Presentation of the restaurant

Refined Local Cuisine.

Gilbert Koehler, on his own admission, inherited his passion for good food from his grandmother, Melanie Koehler who, like him, made generous use of her skills to serve her guests. This cuisine is traditional, showing local produce at its best, honouring its traditions and smallholders, but it is also refined, colourful and inventive – a feast not only for the taste buds but for the eyes.
This chef, with his love for “tasty little dishes” also has an experienced eye for the standards of a demanding profession and is ever present in the kitchen to inspire his teams with it.

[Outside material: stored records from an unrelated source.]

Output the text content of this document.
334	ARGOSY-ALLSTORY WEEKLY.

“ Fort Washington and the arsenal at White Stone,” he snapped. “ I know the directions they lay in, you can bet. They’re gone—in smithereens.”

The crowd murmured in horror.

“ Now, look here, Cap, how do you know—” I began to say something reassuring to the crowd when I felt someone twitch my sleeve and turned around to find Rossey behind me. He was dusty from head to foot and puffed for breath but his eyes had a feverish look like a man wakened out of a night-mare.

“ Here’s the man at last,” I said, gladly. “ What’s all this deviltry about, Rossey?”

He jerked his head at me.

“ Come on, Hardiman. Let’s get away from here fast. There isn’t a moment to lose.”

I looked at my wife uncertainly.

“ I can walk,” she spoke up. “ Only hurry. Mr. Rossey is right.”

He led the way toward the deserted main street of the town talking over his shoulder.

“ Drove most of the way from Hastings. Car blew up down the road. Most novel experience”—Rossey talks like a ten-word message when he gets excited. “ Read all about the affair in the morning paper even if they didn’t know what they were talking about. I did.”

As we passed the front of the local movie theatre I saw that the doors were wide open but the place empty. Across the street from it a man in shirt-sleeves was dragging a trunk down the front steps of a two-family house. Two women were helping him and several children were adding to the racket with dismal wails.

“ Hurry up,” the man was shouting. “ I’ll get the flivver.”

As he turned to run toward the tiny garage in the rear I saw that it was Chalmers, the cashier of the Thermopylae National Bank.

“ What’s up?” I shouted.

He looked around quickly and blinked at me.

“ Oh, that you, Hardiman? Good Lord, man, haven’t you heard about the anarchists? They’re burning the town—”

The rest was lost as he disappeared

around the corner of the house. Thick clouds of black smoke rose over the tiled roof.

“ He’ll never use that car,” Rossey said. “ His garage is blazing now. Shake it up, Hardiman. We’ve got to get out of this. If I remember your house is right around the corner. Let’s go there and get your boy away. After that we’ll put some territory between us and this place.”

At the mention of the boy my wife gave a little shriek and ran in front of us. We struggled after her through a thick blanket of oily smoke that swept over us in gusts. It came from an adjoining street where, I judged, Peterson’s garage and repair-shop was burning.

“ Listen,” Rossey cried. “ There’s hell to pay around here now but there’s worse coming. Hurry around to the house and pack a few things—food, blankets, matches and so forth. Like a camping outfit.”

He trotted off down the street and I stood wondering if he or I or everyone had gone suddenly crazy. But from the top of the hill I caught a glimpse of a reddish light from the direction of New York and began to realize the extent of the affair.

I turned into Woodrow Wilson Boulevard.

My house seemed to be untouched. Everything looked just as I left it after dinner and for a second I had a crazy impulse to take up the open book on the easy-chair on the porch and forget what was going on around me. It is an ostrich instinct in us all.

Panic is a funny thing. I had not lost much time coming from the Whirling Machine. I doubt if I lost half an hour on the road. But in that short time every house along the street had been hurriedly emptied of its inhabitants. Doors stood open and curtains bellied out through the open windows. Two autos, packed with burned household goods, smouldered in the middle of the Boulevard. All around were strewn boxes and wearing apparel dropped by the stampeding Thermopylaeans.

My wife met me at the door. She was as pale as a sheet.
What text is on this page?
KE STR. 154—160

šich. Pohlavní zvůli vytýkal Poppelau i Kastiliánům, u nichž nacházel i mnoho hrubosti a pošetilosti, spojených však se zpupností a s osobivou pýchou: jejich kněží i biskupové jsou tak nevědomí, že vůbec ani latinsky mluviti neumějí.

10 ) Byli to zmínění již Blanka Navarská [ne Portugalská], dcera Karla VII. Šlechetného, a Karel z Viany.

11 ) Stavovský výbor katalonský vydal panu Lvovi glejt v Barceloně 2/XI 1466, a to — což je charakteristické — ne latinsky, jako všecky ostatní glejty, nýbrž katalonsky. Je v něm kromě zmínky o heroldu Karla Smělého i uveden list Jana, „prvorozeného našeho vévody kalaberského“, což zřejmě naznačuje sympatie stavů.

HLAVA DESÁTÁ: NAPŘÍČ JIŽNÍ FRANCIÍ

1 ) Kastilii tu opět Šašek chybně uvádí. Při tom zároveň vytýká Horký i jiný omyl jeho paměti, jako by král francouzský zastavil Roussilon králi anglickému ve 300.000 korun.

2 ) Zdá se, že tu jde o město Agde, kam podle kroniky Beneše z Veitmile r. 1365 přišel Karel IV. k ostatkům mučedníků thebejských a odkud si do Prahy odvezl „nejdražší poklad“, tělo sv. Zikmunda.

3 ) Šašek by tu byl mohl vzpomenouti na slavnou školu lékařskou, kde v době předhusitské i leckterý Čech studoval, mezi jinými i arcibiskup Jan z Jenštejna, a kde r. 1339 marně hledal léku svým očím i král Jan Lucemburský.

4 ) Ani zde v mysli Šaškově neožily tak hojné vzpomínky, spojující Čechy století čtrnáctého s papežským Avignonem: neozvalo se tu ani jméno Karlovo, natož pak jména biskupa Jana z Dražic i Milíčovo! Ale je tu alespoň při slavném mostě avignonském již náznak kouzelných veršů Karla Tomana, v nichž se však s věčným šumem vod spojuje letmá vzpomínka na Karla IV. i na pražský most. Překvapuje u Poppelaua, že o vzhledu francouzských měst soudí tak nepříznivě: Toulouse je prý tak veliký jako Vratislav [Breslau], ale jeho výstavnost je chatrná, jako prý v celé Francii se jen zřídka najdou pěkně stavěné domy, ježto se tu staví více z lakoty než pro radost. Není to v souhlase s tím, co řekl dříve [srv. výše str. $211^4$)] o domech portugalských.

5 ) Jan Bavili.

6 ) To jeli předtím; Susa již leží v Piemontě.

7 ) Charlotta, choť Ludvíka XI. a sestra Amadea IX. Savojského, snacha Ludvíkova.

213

A Blend of Tradition and Refinement…
This is cunning chemistry, which is without a doubt what led to Gilbert Koehler’s being awarded a star in Michelin’s Guide Rouge in 1990, but it is also, above all, the achievement of a subtle balance that enables him to offer a fabulous Menu (with a fresh version for every season!) where fish, game and other delights such as Foie Gras tasting in 3 servings (poached, pan-fried with fruit, or a raw and cooked combination on rich toast) harmonize, joined by local wines.
And, just for the fun of it, ask the Chef and his wife what their favourite dishes are and they will reply with one voice: Sweet and Sour Noisette of Venison!
All gourmets should take note…
The dining room has air-conditioning and seats 60.